The first legs were played on 8 April, and the second legs were played on 15 April 2021.

| Team 1 | Agg. Tooltip Aggregate score | Team 2 | 1st leg | 2nd leg |
|---|---|---|---|---|
| Granada | 0–4 | Manchester United | 0–2 | 0–2 |
| Arsenal | 5–1 | Slavia Prague | 1–1 | 4–0 |
| Ajax | 2–3 | Roma | 1–2 | 1–1 |
| Dinamo Zagreb | 1–3 | Villarreal | 0–1 | 1–2 |

===Matches===

Granada 0-2 Manchester United
  Manchester United: Rashford 31', Fernandes 90' (pen.)

Manchester United 2-0 Granada
  Manchester United: Cavani 6', Vallejo 90'
Manchester United won 4–0 on aggregate.
----

Arsenal 1-1 Slavia Prague
  Arsenal: Pépé 86'
  Slavia Prague: Holeš

Slavia Prague 0-4 Arsenal
  Arsenal: Pépé 18', Lacazette 21' (pen.), 77', Saka 24'
Arsenal won 5–1 on aggregate.
----

Ajax 1-2 Roma
  Ajax: Klaassen 39'
  Roma: Pellegrini 57', Ibañez 87'

Roma 1-1 Ajax
  Roma: Džeko 72'
  Ajax: Brobbey 49'
Roma won 3–2 on aggregate.
----

Dinamo Zagreb 0-1 Villarreal
  Villarreal: Gerard 44' (pen.)

Villarreal 2-1 Dinamo Zagreb
  Villarreal: Alcácer 36', Gerard 43'
  Dinamo Zagreb: Oršić 74'
Villarreal won 3–1 on aggregate.

==Semi-finals==

The draw for the semi-finals was held on 19 March 2021, 13:00 CET, after the quarter-final draw.

===Summary===

The first legs were played on 29 April, and the second legs were played on 6 May 2021.

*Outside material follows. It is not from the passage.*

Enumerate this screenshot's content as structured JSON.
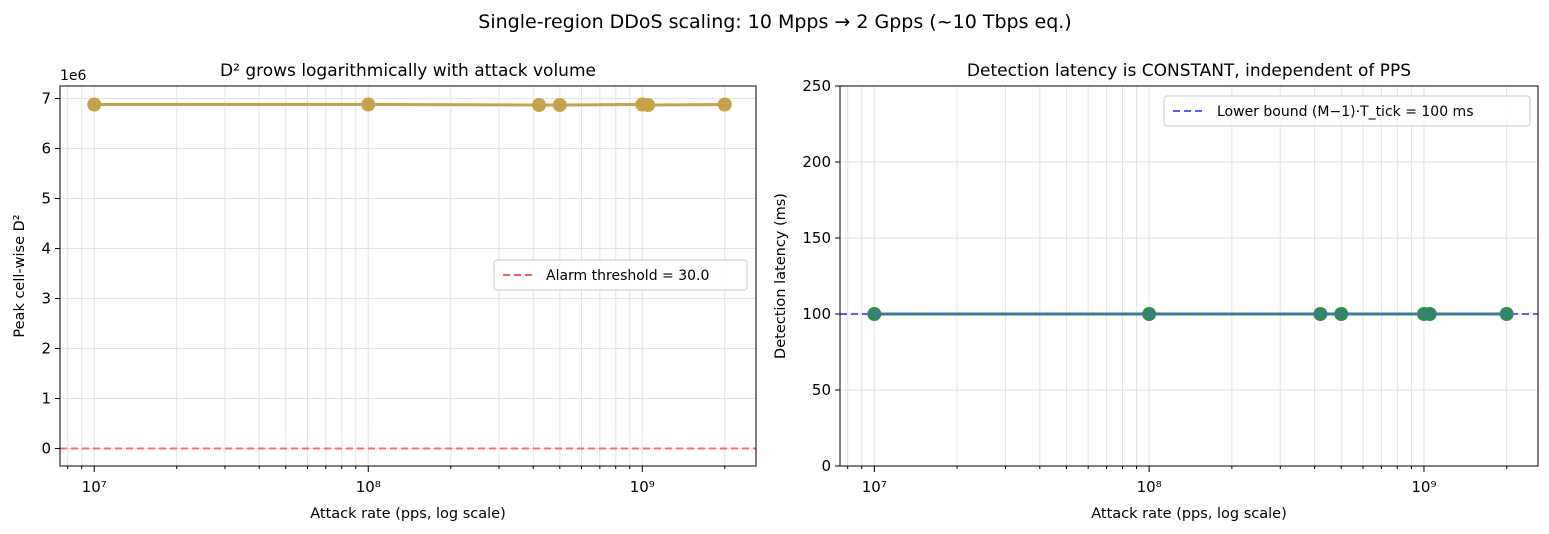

| Team 1 | Agg. Tooltip Aggregate score | Team 2 | 1st leg | 2nd leg |
|---|---|---|---|---|
| Manchester United | 8–5 | Roma | 6–2 | 2–3 |
| Villarreal | 2–1 | Arsenal | 2–1 | 0–0 |

===Matches===

Manchester United 6-2 Roma
  Manchester United: Fernandes 9', 71' (pen.), Cavani 48', 64', Pogba 75', Greenwood 86'
  Roma: Pellegrini 15' (pen.), Džeko 34'

Roma 3-2 Manchester United
  Roma: Džeko 57', Cristante 60', Telles 83'
  Manchester United: Cavani 39', 68'
Manchester United won 8–5 on aggregate.
----

Villarreal 2-1 Arsenal
  Villarreal: Trigueros 5', Albiol 29'
  Arsenal: Pépé 73' (pen.)

Arsenal 0-0 Villarreal
Villarreal won 2–1 on aggregate.

==Final==

The final was played on 26 May 2021 at the Stadion Gdańsk in Gdańsk. A draw was held on 19 March 2021, after the quarter-final and semi-final draws, to determine the "home" team for administrative purposes.